不管怎么说,理国公是四王八公之一,排行还比较靠前,司徒歆既然是理国公府的外甥,那么,他们支持司徒歆也是理所当然的事情。四王八公并非铁板一块,各有立场。即便很多人明面上就想做个保皇党,但是圣上却因为满腔的慈心,太子还在读书的时候就开始布置了,比如说,太子的伴读虽然也就是两个,但是其中一个是太子母家的表兄,另一个就是荣国公的嫡子贾赦。
荣国公贾代善原本就是当今的伴读,一贯忠心耿耿,他倒是想要一直做个保皇党,架不住圣上要他站队,亲自点了他的嫡长子做太子的伴读,直接就将荣国公绑在了东宫这条大船上。
这还不算,贾赦之前成婚,娶的妻子赫然是太子太傅张老大人家的孙女,而太子的侧妃张良娣跟贾赦的妻子却是堂姐妹,也就是这两人勉强算得上是连襟。
四王八公里头,贾代善一直是个人物,他从小就跟着父亲贾源在外征战,原本荣国公的爵位到他头上要降等,但是贾代善却是立下了不少军功,硬是直接承袭了荣国公的位置,甚至,圣上还给贾赦取了个字叫做恩侯,也就是许下了承诺,贾赦将来袭爵就是个侯爷,圣上对荣国公这一门的恩宠就可想而知了。
理国公府跟荣国公府现在比起来可是差了不少,但是,也没差到哪里去,贾代善掌着京郊大营,理国公府也掌着五城兵马司,最多也就是贾代善圣宠稍微强一点,也强得有限。而贾代善很多时候并不想明目张胆地支持太子,但是理国公府却是不得不站在了司徒歆的身后,毕竟血缘关系在那里,你就算是想撇清,也得有人相信啊!
因此,司徒毓对司徒歆也觉得有点头疼,司徒歆虽说不是什么工于心计的人,问题是,后面有一帮老狐狸扛着,总能给司徒毓添点堵。在司徒毓开始读史书之后,尤其重视历朝历代各个太子的生存状态,总之,众口铄金,只要有人持之以恒地进谗言,说坏话,再好的太子,也会变得不好起来。
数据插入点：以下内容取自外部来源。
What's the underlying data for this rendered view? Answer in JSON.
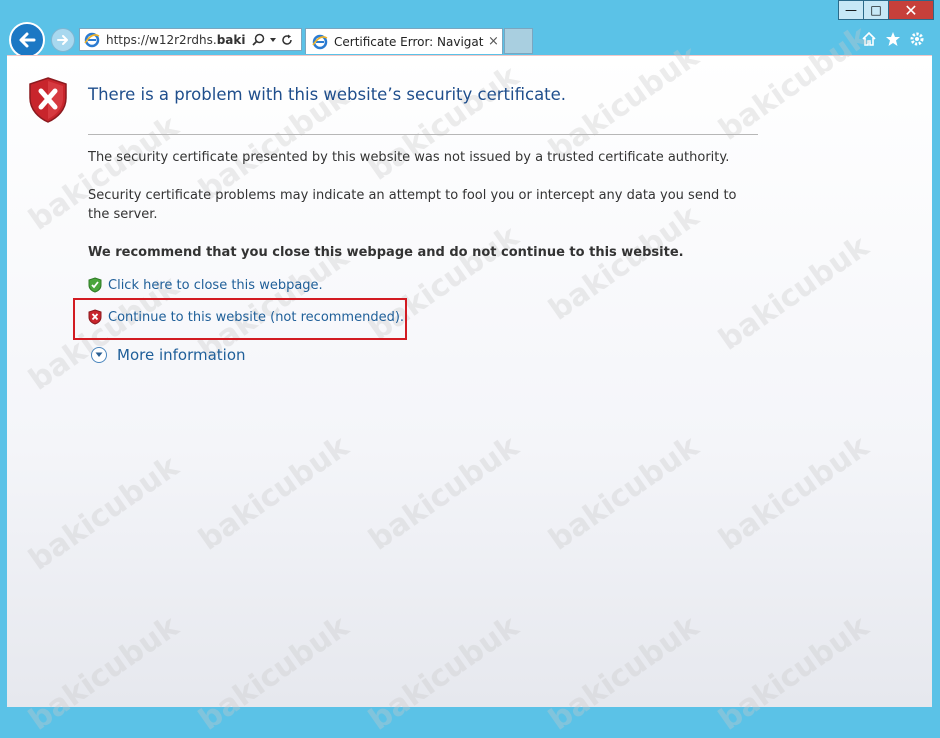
{
  "browser": {
    "address_url_prefix": "https://w12r2rdhs.",
    "address_url_bold": "bakicu...",
    "tab_title": "Certificate Error: Navigation...",
    "tab_close": "×"
  },
  "window": {
    "minimize": "—",
    "maximize": "□",
    "close": "✕"
  },
  "page": {
    "heading": "There is a problem with this website’s security certificate.",
    "paragraph1": "The security certificate presented by this website was not issued by a trusted certificate authority.",
    "paragraph2": "Security certificate problems may indicate an attempt to fool you or intercept any data you send to the server.",
    "recommendation": "We recommend that you close this webpage and do not continue to this website.",
    "close_link": "Click here to close this webpage.",
    "continue_link": "Continue to this website (not recommended).",
    "more_info": "More information"
  },
  "watermark": "bakicubuk",
  "colors": {
    "chrome": "#5bc2e7",
    "heading": "#1f4e8c",
    "link": "#1f5f99",
    "highlight_border": "#d21b22",
    "shield_red": "#c8252c",
    "shield_green": "#4aa53b"
  }
}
如今就一个司徒歆就已经很让司徒毓头疼了,想到下头还有几个弟弟,一个个都不那么省心,顿时更想要叹气了。
司徒毓的表情不过是微微有了点变化,就让司徒歆给发现了,他轻哼了一声,立马就开始找茬:“今日是小七的生辰,太子殿下还在忧心什么国事吗?居然这副表情!”
司徒毓对司徒歆的幼稚挑衅已经是习惯了,他含笑说道:“国事什么的,自然有父皇去操心呢,我现在还年轻,且有的是时间跟着学呢!正是因为是小七生辰,马上又要进学,我想着自个的礼物似乎有了点疏漏,这才有些懊恼呢!”
司徒歆被噎了一下,然后皮笑肉不笑地说道:“太子殿下还有疏漏的时候?”
司徒毓笑吟吟地说道:“今儿个是家宴,大哥干什么老是强调什么太子殿下,叫我一声二弟便是了!我也是凡人,如何就不能有疏漏了?”说着,他转向了司徒瑾,笑道:“小七要进学了,听说院子已经挑好了?二哥之前却是忘了这事,没给你添几样摆设,回头就叫人给你送过来!”
司徒瑾眨了眨眼睛,笑嘻嘻地说道:“太子二哥这话说的,难不成想赖掉迁居的礼物?”
司徒毓笑着摸了摸司徒瑾的头发:“不会赖掉的,放心吧,回头还有呢!”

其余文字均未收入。